Necati A., der ehemalige Kölner Rotlichtpate. (Bild: Worring)

Köln – Necati A., der ehemalige Kölner Rotlichtpate, redete sich in Rage. Dem Staatsanwalt Hans-Jürgen  B., der ihm wegen Erpressung, Zuhälterei und Menschenhandels neun Jahre Haft „eingebrockt“ habe, werde er es noch zeigen, drohte der Schwerkriminelle bei einem von der Polizei abgehörten Gespräch im Gefängnis. „Wenn ich rauskomme, werde ich ein paar Leute Dings machen“, hat er laut einem Behördenprotokoll ergänzt. „Ich bin nachtragend, ich schwöre, ich hab’ mir Liste gemacht.“ Auf B., der die Ermittlungen gegen ihn leitete, habe er einen besonderen Hass.

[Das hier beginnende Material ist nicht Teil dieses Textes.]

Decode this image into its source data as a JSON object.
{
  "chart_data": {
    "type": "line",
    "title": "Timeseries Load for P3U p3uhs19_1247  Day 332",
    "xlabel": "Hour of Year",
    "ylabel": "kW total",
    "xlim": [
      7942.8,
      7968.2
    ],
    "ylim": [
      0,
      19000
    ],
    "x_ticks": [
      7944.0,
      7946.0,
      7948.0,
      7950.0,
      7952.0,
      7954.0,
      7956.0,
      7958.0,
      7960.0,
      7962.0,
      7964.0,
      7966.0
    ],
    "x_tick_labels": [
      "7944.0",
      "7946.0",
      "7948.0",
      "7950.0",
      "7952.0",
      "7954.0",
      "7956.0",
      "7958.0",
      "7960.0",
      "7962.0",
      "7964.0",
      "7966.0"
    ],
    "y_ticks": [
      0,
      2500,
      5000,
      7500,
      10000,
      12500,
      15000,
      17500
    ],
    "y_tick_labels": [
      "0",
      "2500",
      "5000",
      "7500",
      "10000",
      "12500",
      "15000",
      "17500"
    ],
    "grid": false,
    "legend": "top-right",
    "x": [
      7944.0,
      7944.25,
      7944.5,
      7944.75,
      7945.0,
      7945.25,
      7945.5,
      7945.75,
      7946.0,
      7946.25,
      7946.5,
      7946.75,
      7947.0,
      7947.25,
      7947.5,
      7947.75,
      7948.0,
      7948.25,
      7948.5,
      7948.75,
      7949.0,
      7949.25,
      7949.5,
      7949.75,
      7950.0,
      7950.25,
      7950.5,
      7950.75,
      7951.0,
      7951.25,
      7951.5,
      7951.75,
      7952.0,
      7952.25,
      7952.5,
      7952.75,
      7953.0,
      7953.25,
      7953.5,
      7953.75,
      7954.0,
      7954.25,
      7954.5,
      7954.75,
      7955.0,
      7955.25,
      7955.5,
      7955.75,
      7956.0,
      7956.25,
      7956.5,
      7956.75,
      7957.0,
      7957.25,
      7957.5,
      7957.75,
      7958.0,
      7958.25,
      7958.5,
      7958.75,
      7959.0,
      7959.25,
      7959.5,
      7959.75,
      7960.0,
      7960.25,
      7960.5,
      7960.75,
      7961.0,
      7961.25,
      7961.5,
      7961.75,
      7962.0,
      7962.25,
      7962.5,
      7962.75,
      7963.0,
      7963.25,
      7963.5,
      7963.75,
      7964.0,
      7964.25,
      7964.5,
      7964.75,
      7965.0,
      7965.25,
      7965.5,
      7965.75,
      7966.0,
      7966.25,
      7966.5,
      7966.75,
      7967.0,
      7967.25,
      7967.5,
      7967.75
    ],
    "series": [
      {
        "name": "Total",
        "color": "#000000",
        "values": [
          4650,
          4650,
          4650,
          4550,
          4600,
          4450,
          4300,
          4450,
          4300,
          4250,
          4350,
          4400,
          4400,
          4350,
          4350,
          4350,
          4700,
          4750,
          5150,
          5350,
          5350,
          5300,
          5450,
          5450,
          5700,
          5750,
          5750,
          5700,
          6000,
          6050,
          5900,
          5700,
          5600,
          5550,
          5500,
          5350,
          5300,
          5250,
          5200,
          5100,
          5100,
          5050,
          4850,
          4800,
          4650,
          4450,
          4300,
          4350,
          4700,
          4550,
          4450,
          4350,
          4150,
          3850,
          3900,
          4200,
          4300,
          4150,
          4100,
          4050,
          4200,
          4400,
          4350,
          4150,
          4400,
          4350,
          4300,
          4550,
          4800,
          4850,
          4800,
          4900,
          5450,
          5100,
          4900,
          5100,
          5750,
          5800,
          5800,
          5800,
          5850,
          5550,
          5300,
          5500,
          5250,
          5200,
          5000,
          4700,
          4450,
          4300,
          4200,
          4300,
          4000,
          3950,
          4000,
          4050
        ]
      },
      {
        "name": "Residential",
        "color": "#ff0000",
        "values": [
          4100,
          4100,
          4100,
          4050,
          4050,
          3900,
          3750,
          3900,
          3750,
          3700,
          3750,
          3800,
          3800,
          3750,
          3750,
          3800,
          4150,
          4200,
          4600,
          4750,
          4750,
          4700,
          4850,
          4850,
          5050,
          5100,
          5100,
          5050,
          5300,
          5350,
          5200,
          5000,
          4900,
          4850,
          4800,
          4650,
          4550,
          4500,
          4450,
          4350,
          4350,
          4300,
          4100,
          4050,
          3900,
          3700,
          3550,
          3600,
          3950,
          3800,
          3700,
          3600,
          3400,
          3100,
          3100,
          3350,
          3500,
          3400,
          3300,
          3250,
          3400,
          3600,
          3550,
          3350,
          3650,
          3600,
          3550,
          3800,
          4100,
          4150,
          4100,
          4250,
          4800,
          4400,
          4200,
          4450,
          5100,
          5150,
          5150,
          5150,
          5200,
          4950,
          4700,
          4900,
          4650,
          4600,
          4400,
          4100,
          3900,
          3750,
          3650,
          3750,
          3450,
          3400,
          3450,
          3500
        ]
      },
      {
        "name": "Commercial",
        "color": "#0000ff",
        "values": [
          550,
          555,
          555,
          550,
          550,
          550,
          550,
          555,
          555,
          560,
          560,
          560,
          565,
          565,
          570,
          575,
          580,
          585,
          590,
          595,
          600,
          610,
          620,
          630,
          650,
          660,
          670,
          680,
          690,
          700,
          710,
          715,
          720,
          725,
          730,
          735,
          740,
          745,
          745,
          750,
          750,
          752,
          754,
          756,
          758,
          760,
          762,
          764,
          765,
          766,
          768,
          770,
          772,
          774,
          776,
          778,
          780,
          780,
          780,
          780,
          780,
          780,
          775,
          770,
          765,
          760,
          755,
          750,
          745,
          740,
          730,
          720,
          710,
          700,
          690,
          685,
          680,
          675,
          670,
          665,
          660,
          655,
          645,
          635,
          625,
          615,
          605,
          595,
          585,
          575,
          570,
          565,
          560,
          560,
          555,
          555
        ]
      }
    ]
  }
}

Aber auch die Kripo-Beamten, die ihn enttarnten, und Konkurrenten aus dem kriminellen Milieu stünden auf seiner Liste, wütete A.: „Ich werde alle wegmachen, die mir Stress machen. Ich schwöre es.“ Gewalt gegen Richter und Staatsanwälte sorgt derzeit für Schlagzeilen. Nicht alle Juristen sind dem Druck gewachsen. Der Fall des Kölner Ermittlers Hans-Jürgen B. ist ein tragisches Beispiel dafür, wie das Leben eines Spitzenjuristen durch Drohungen und Angst zerstört werden kann. B. hat mittlerweile seit etwa neun Jahren Personenschutz, sein Haus wurde mit Panzerglas zur Festung ausgebaut.

24-Stunden-Überwachung

Unabhängig von den abgehörten Drohungen hatte ein V-Mann im Sommer 2003 davon berichtet, dass Mittelsmänner des Rotlichtpaten einen gewissen „Erol“ aus Duisburg damit beauftragt hätten, den Staatsanwalt zu töten. Die Suche nach dem Killer blieb zwar erfolglos, doch für B. gilt seitdem „Sicherheitsstufe eins“, er wird 24 Stunden am Tag bewacht.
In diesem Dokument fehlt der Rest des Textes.